I needed a fire. Eating raw food would not cut it.

I gathered a handful of dry wood and dead twigs from the base of the trees. I proceeded to pile them in the dirt. 

I didn't have matches. I would have to make fire by friction.

After searching, I found a sharp piece of flint rock. Holding the rusted kunai in one hand and the flint in the other, I struck the heavy iron against the stone directly over the wood.

Clack. Clack.

Nothing. My wrists ached, the kunai clumsy in my grip, I adjusted the angle, striking harder.

Clack. Sss.

A tiny, bright orange spark leaped from the flint, landing in the dry wood. I dropped the tools and leaned in close, blowing gently on the glowing ember.

I quickly fed the tiny fire with the twigs, keeping it as small as possible to avoid generating a massive smoke that might attract passing shinobi.

I skewered the butchered pigeon onto a branch and held it over the low flames.

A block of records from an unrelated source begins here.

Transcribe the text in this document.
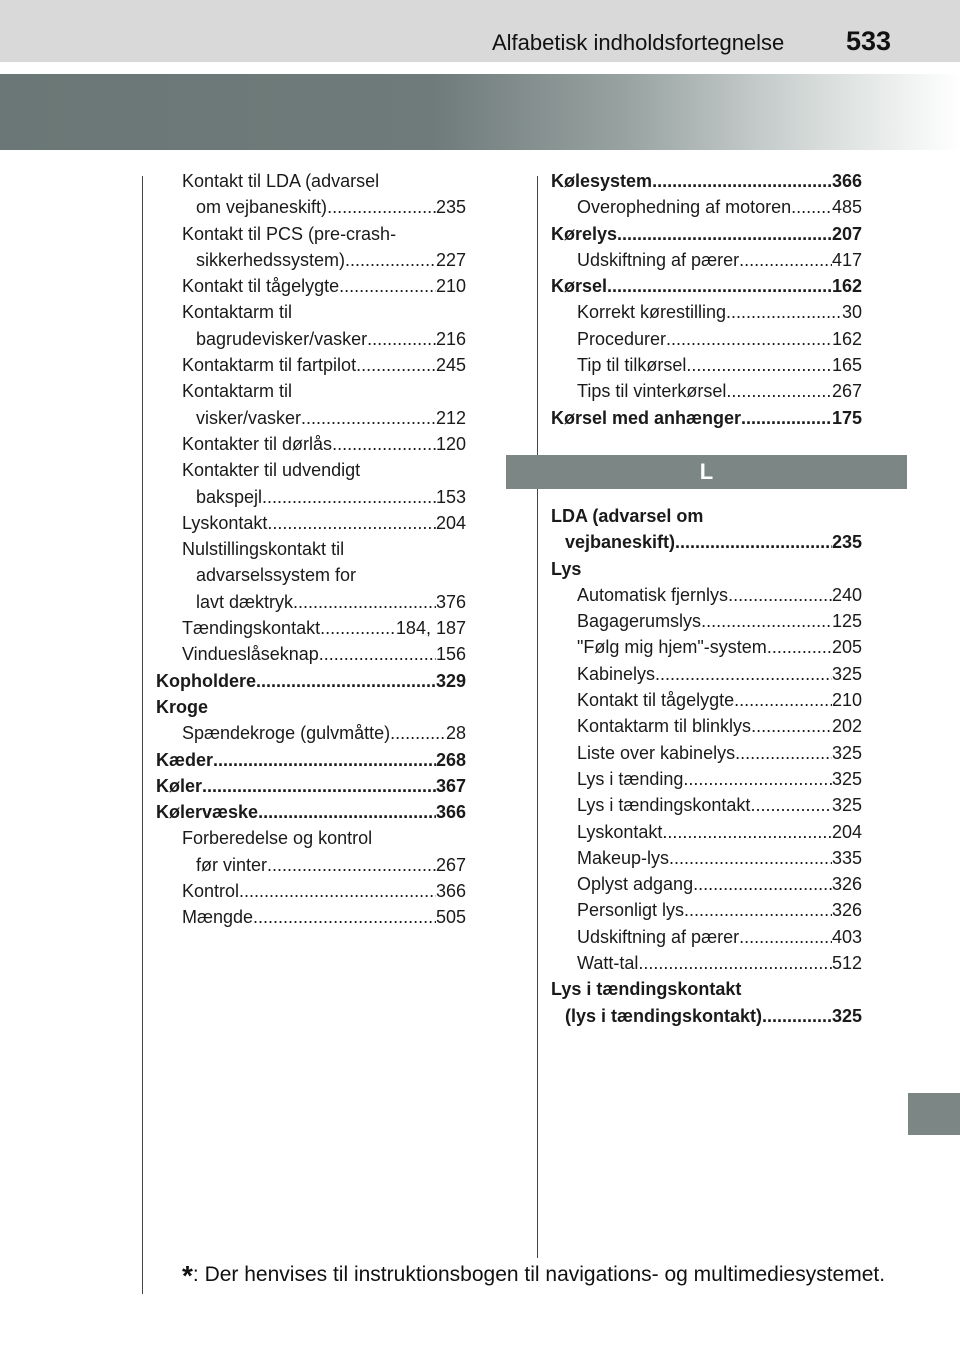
Alfabetisk indholdsfortegnelse 533
Kontakt til LDA (advarsel
om vejbaneskift) .....	235
Kontakt til PCS (pre-crash-
sikkerhedssystem) .....	227
Kontakt til tågelygte .....	210
Kontaktarm til
bagrudevisker/vasker .....	216
Kontaktarm til fartpilot .....	245
Kontaktarm til
visker/vasker .....	212
Kontakter til dørlås .....	120
Kontakter til udvendigt
bakspejl .....	153
Lyskontakt .....	204
Nulstillingskontakt til
advarselssystem for
lavt dæktryk .....	376
Tændingskontakt .....	184, 187
Vindueslåseknap .....	156
Kopholdere .....	329
Kroge
Spændekroge (gulvmåtte) .....	28
Kæder .....	268
Køler .....	367
Kølervæske .....	366
Forberedelse og kontrol
før vinter .....	267
Kontrol .....	366
Mængde .....	505
Kølesystem .....	366
Overophedning af motoren ..... 485
Kørelys .....	207
Udskiftning af pærer .....	417
Kørsel .....	162
Korrekt kørestilling .....	30
Procedurer .....	162
Tip til tilkørsel .....	165
Tips til vinterkørsel .....	267
Kørsel med anhænger .....	175
L
LDA (advarsel om
vejbaneskift) .....	235
Lys
Automatisk fjernlys .....	240
Bagagerumslys .....	125
"Følg mig hjem"-system .....	205
Kabinelys .....	325
Kontakt til tågelygte .....	210
Kontaktarm til blinklys .....	202
Liste over kabinelys .....	325
Lys i tænding .....	325
Lys i tændingskontakt .....	325
Lyskontakt .....	204
Makeup-lys .....	335
Oplyst adgang .....	326
Personligt lys .....	326
Udskiftning af pærer .....	403
Watt-tal .....	512
Lys i tændingskontakt
(lys i tændingskontakt) .....	325
*: Der henvises til instruktionsbogen til navigations- og multimediesystemet.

The fat began to drip and hiss onto the coals. The smell of roasting meat dispersed. It was the most intoxicating smell I had ever encountered in this world. My mouth watered a lot.

I didn't wait for it to be perfectly cooked. The moment the outside was charred and the inside was no longer pink, I pulled it from the fire.

I tore into the meat. It was unsalted, tough, and faintly tasted like smoke and blood. It was absolute perfection.

I ate everything. I stripped the bones clean, chewing and swallowing the cooked bird anxiously. As the food hit my empty stomach, I could feel my body absorbing the protein and rushing the nutrients directly to my teared tissue.

When I was finished, I used the edge of the kunai to bury the bones, the internal organs, and the feathers deep in the dirt, covering the site with leaves to hide it from scavenging animals. I suffocated the tiny fire with soil, ensuring not a single flame remained.

I wiped my bloody hands on the grass and stood up.

The walk back to the orphanage felt different. My legs still ached, and I was exhausted, but my mind was sharp.

I had successfully made a solution using the tools I found, executed a kill, and ate real meat. I was becoming self-sufficient.

The gray porridge would be keeping me alive, but the forest was what really made me strong.